The strangest part of seeing the Cuban embargo officially deemed past its use-by date is how long this took.
I first traveled to Cuba in 1995, after convincing my editor that it would become a huge business story once President Bill Clinton normalized relations. Like many journalists at that time, we believed that would happen any minute.
With a vague mandate to report on Cuba’s scruffy tourism industry and nascent business activities, I flew to Havana on a three-week assignment.
You see, Cuba was finally letting people openly exchange dollars for pesos. And there were shiny new stores selling Toblerone chocolate and the kinds of luxuries you’d find in duty-free shops.
Cubans could also operate little eateries in their living rooms and patios called paladares, as long as they had no more than 12 chairs. And they could own microenterprises — if they didn’t employ anyone not related them.
Overall, there just wasn’t much local business to report.
I interviewed a guy who fixed old electric fans. The newer Russian models were worse than the older U.S.-made ones that predated the 1959 revolution, so he had lots of customers.
The fan man epitomized how resourceful Cubans had become thanks to America’s chokehold over Cuba’s trade with most of the world. He experienced the limits of Cuba’s newfound economic freedom when the authorities busted him for trying to get a small chain of Mr. Fix-It stalls going at multiple locations.

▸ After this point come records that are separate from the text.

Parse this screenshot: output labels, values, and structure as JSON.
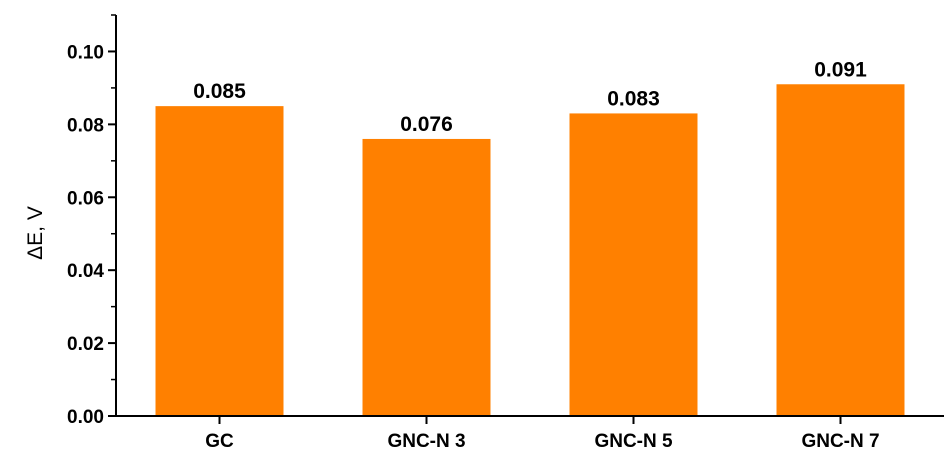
{
  "chart_data": {
    "type": "bar",
    "title": "",
    "xlabel": "",
    "ylabel": "ΔE, V",
    "categories": [
      "GC",
      "GNC-N 3",
      "GNC-N 5",
      "GNC-N 7"
    ],
    "values": [
      0.085,
      0.076,
      0.083,
      0.091
    ],
    "data_labels": [
      "0.085",
      "0.076",
      "0.083",
      "0.091"
    ],
    "ylim": [
      0,
      0.11
    ],
    "yticks": [
      "0.00",
      "0.02",
      "0.04",
      "0.06",
      "0.08",
      "0.10"
    ],
    "ytick_values": [
      0,
      0.02,
      0.04,
      0.06,
      0.08,
      0.1
    ],
    "bar_color": "#FF8000",
    "grid": false,
    "legend": "none"
  }
}
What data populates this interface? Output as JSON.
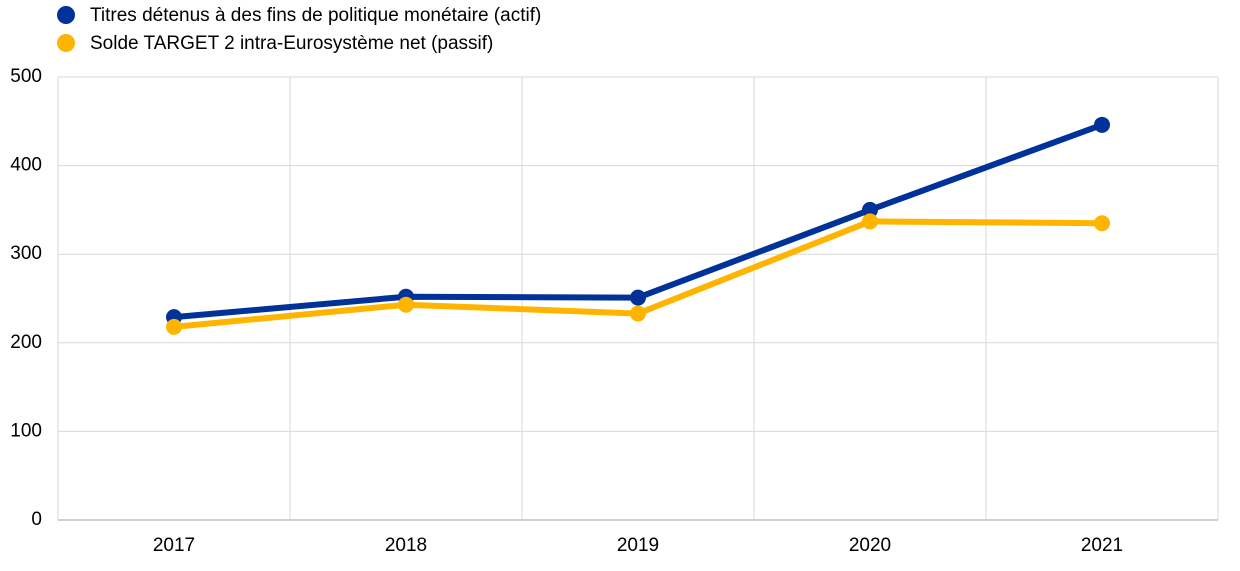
{
  "chart_data": {
    "type": "line",
    "categories": [
      "2017",
      "2018",
      "2019",
      "2020",
      "2021"
    ],
    "series": [
      {
        "name": "Titres détenus à des fins de politique monétaire (actif)",
        "color": "#003299",
        "values": [
          229,
          252,
          251,
          350,
          446
        ]
      },
      {
        "name": "Solde TARGET 2 intra-Eurosystème net (passif)",
        "color": "#ffb400",
        "values": [
          218,
          243,
          233,
          337,
          335
        ]
      }
    ],
    "ylim": [
      0,
      500
    ],
    "yticks": [
      0,
      100,
      200,
      300,
      400,
      500
    ],
    "grid": true,
    "legend": "top-left"
  }
}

So no, the country’s full potential wasn’t being unleashed six years after the Soviet bloc’s collapse gutted the Cuban economy and cut off its oil imports. To a large degree, these small compromises with the government’s economic control were meant for U.S. consumption.
Ultimately, they didn’t sway Bill Clinton. Instead of normalizing relations, he punished Cuba for shooting down planes flown by the Cuban exile group Brothers to the Rescue.
George W. Bush wasn’t interested in thawing this Cold War holdout either. When his wars pushed oil prices skyward, Cuba found that its alliance with the progressive petro-state of Venezuela — coupled with the steady flow of Canadian, European, and South American tourists — made life a little more tolerable again.
As Cubans patiently say when anything malfunctions, whether it’s a leaky faucet or the national economy, “se resuelve.” It gets fixed.
Until mid-December, President Barack Obama seemed to have better things to do, like fight over health care, climate, and immigration with Congress. During his first year in office, the question of whether he would show “some spine,” as my late friend Saul Landau put it, and neuter the embargo sounded like a subtle joke.
It started when Fidel Castro handed off power to his more pragmatic and less charismatic younger brother, Raul. Paladar owners were allowed up to 50 chairs. Pope Francis worked his magic. Polls showed that two out of three Cuban Americans support normalizing diplomatic relations with their homeland.
And for the second time in a generation, Cuba found itself on the brink of losing its primary benefactor.
Caracas has long sent Cuba about 100,000 barrels of subsidized oil a day, with Cuba returning the favor by sending thousands of its people to Venezuela to work as doctors, sports trainers, teachers, and military advisers.
Se resuelve, right? For a while, yes. But now, plunging oil prices are crashing Venezuela’s economy.
So will Uncle Sam become Cuba’s best friend again? Experts say no one should bank on an immediate boom in U.S.-Cuban business transactions. They’ve got a good point.
As recent history makes it clear, there’s no reason to expect our leaders to rush this.